Isaura Daniel*
isaura.daniel@anba.com.br
São Paulo – Brazilian imports from the Arab countries posted significant growth in the first four months of this year. They rose from US$ 1.7 billion between January and April last year to US$ 2.9 billion in the same period this year, expansion of 68.89%. In April, purchases grew 52% in comparison with the same month last year, from US$ 492.4 million to US$ 801 million.
According to the secretary general at the Arab Brazilian Chamber of Commerce, Michel Alaby, the expansion was mostly due to the rising price of petroleum, a product traditionally supplied to Brazil by the Arabs. In fact, crude petroleum oils answers to US$ 1.9 billion of the total imported in the first four months. Even though the volume of the product purchased between January and April decreased, the value grew 43.6%.
Other products that had significant influence on imports were fertilisers and inputs for their production. Of the 20 main items bought by Brazil in the Arab market up to April, nine belonged in the sector. The expansion, explains Alaby, is primarily a consequence of agricultural growth. Tomás Huyer, director of operations at company Intertrade Group, which imports fertilisers, claims that prices have gone up as well.
"Fertiliser prices have been rising a lot since January last year. Therefore, companies tried to purchase the largest possible amount of products as early as they could," he explains. The aim of these anticipated purchases, according to Huyer, was to avoid an even greater increase in fertiliser prices. According to him, from January onwards, the price of one tonne of granulated triple super phosphate (GTSP), for example, went up from US$ 500 (Fob) to US$ 1,000.
The cause, at the end of the chain, is the global rise in food demand. The perspective of higher consumption and better agricultural prices leads farmers to produce more and, as a consequence, explains Huyer, fertiliser purchases and prices increase. Among the products in the sector that Brazil imported from the Arabs up until April were items such as phosphoric acids, super phosphate, phosphate and urea. Brazilian purchases from the Arabs in the "fertiliser" category grew 207%, from US$ 61 million to US$ 187.7 million. The leading supplier countries were Morocco and Tunisia.

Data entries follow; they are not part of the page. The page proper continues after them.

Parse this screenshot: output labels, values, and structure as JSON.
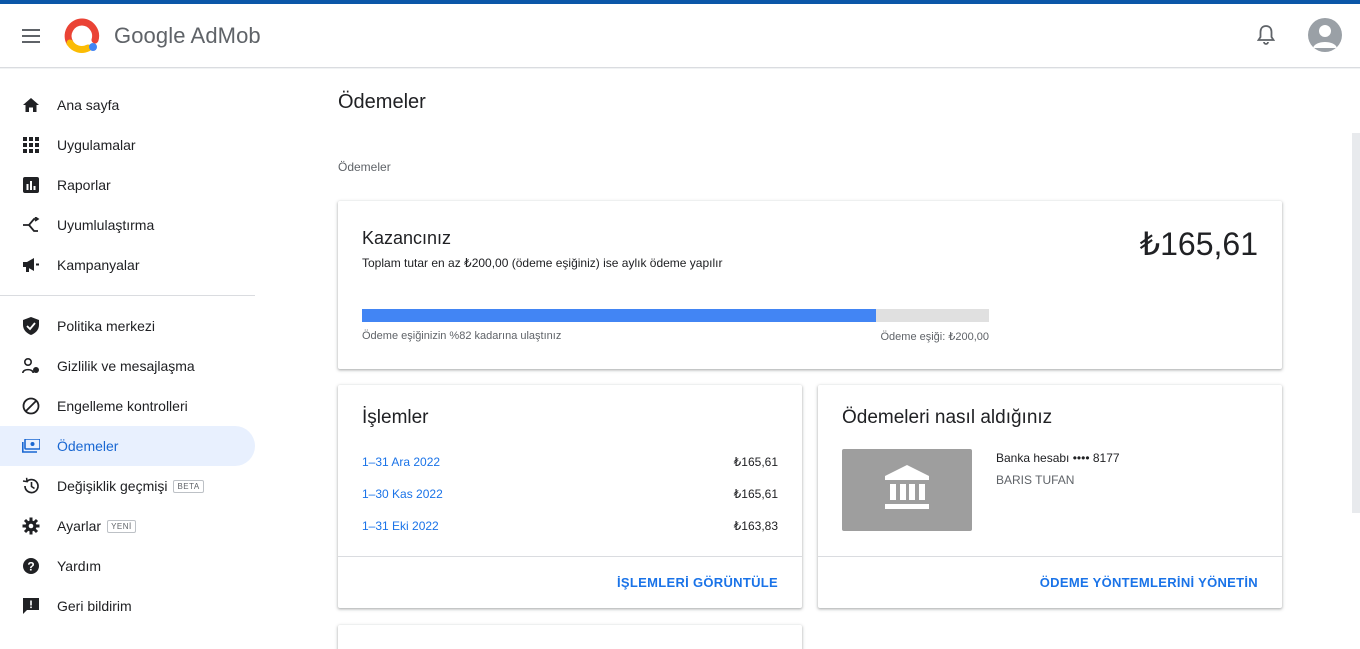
{
  "app": {
    "brand": "Google AdMob"
  },
  "sidebar": {
    "items": [
      {
        "label": "Ana sayfa"
      },
      {
        "label": "Uygulamalar"
      },
      {
        "label": "Raporlar"
      },
      {
        "label": "Uyumlulaştırma"
      },
      {
        "label": "Kampanyalar"
      },
      {
        "label": "Politika merkezi"
      },
      {
        "label": "Gizlilik ve mesajlaşma"
      },
      {
        "label": "Engelleme kontrolleri"
      },
      {
        "label": "Ödemeler"
      },
      {
        "label": "Değişiklik geçmişi",
        "tag": "BETA"
      },
      {
        "label": "Ayarlar",
        "tag": "YENİ"
      },
      {
        "label": "Yardım"
      },
      {
        "label": "Geri bildirim"
      }
    ]
  },
  "main": {
    "title": "Ödemeler",
    "breadcrumb": "Ödemeler",
    "earnings": {
      "title": "Kazancınız",
      "subtitle": "Toplam tutar en az ₺200,00 (ödeme eşiğiniz) ise aylık ödeme yapılır",
      "amount": "₺165,61",
      "progress_percent": 82,
      "progress_label": "Ödeme eşiğinizin %82 kadarına ulaştınız",
      "threshold_label": "Ödeme eşiği: ₺200,00"
    },
    "transactions": {
      "title": "İşlemler",
      "rows": [
        {
          "period": "1–31 Ara 2022",
          "amount": "₺165,61"
        },
        {
          "period": "1–30 Kas 2022",
          "amount": "₺165,61"
        },
        {
          "period": "1–31 Eki 2022",
          "amount": "₺163,83"
        }
      ],
      "action": "İŞLEMLERİ GÖRÜNTÜLE"
    },
    "payment_method": {
      "title": "Ödemeleri nasıl aldığınız",
      "account": "Banka hesabı •••• 8177",
      "holder": "BARIS TUFAN",
      "action": "ÖDEME YÖNTEMLERİNİ YÖNETİN"
    }
  },
  "colors": {
    "accent": "#1a73e8",
    "progress_fill": "#4285f4",
    "active_nav_bg": "#e8f0fe",
    "top_stripe": "#0b57a8"
  }
}
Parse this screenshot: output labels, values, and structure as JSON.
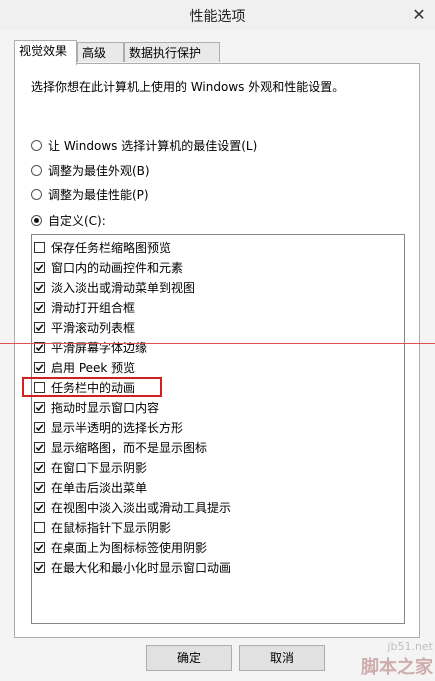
{
  "window": {
    "title": "性能选项",
    "close_glyph": "✕"
  },
  "tabs": [
    "视觉效果",
    "高级",
    "数据执行保护"
  ],
  "description": "选择你想在此计算机上使用的 Windows 外观和性能设置。",
  "options": [
    {
      "label": "让 Windows 选择计算机的最佳设置(L)",
      "selected": false
    },
    {
      "label": "调整为最佳外观(B)",
      "selected": false
    },
    {
      "label": "调整为最佳性能(P)",
      "selected": false
    },
    {
      "label": "自定义(C):",
      "selected": true
    }
  ],
  "effects": [
    {
      "label": "保存任务栏缩略图预览",
      "checked": false
    },
    {
      "label": "窗口内的动画控件和元素",
      "checked": true
    },
    {
      "label": "淡入淡出或滑动菜单到视图",
      "checked": true
    },
    {
      "label": "滑动打开组合框",
      "checked": true
    },
    {
      "label": "平滑滚动列表框",
      "checked": true
    },
    {
      "label": "平滑屏幕字体边缘",
      "checked": true
    },
    {
      "label": "启用 Peek 预览",
      "checked": true
    },
    {
      "label": "任务栏中的动画",
      "checked": false
    },
    {
      "label": "拖动时显示窗口内容",
      "checked": true
    },
    {
      "label": "显示半透明的选择长方形",
      "checked": true
    },
    {
      "label": "显示缩略图，而不是显示图标",
      "checked": true
    },
    {
      "label": "在窗口下显示阴影",
      "checked": true
    },
    {
      "label": "在单击后淡出菜单",
      "checked": true
    },
    {
      "label": "在视图中淡入淡出或滑动工具提示",
      "checked": true
    },
    {
      "label": "在鼠标指针下显示阴影",
      "checked": false
    },
    {
      "label": "在桌面上为图标标签使用阴影",
      "checked": true
    },
    {
      "label": "在最大化和最小化时显示窗口动画",
      "checked": true
    }
  ],
  "buttons": {
    "ok": "确定",
    "cancel": "取消"
  },
  "watermark": {
    "line1": "jb51.net",
    "line2": "脚本之家"
  },
  "colors": {
    "highlight": "#d22020"
  }
}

Brazil also increased its purchases of other products in the Arab market, such as sardines and clothing, between January and April. These products, however, have a much smaller weight in the import basket than do mineral fuels – petroleum, naphtha for the petrochemical industry and aviation fuel – and fertilisers. Fuels and fertilisers answered to 93% of Brazilian imports from the Arabs in the first four months of the year.
From here to there
Exports from Brazil to the countries in the League of Arab States also grew between January and April compared with the first four months in 2007, although at a lower rate. They rose 16.48% to reach US$ 2.3 billion. The growth rate recorded in April, in comparison with the same month of 2007, was 15.16%. Brazilian foreign sales to the Arabs totalled US$ 622.5 million in the month. The leading product in the basket, from January to April, was meat, followed by sugar, ores, iron, aircraft, capital goods, vehicles and grains.
According to the secretary general at the Arab Brazilian Chamber, agribusiness products answered to 65% of exports during the four-month period. In the same period last year, the rate was 62%. The expansion rate of foreign sales could have been even greater, according to Alaby, had it not been for the reduction in sugar prices. Up until April, Brazil posted revenues of US$ 373 million from shipments of sugar to the Arabs, as against US$ 499 million in the same months of last year.
In the accumulated result for the year up to April, bilateral trade between Brazil and the region stood at US$ 5.3 billion. The figure represents growth of 40.46% over the first four months of 2007, when trade totalled US$ 3.7 billion. In the month of April, bilateral trade between Brazil and the 22 League of Arab States member countries stood at US$ 1.3 billion.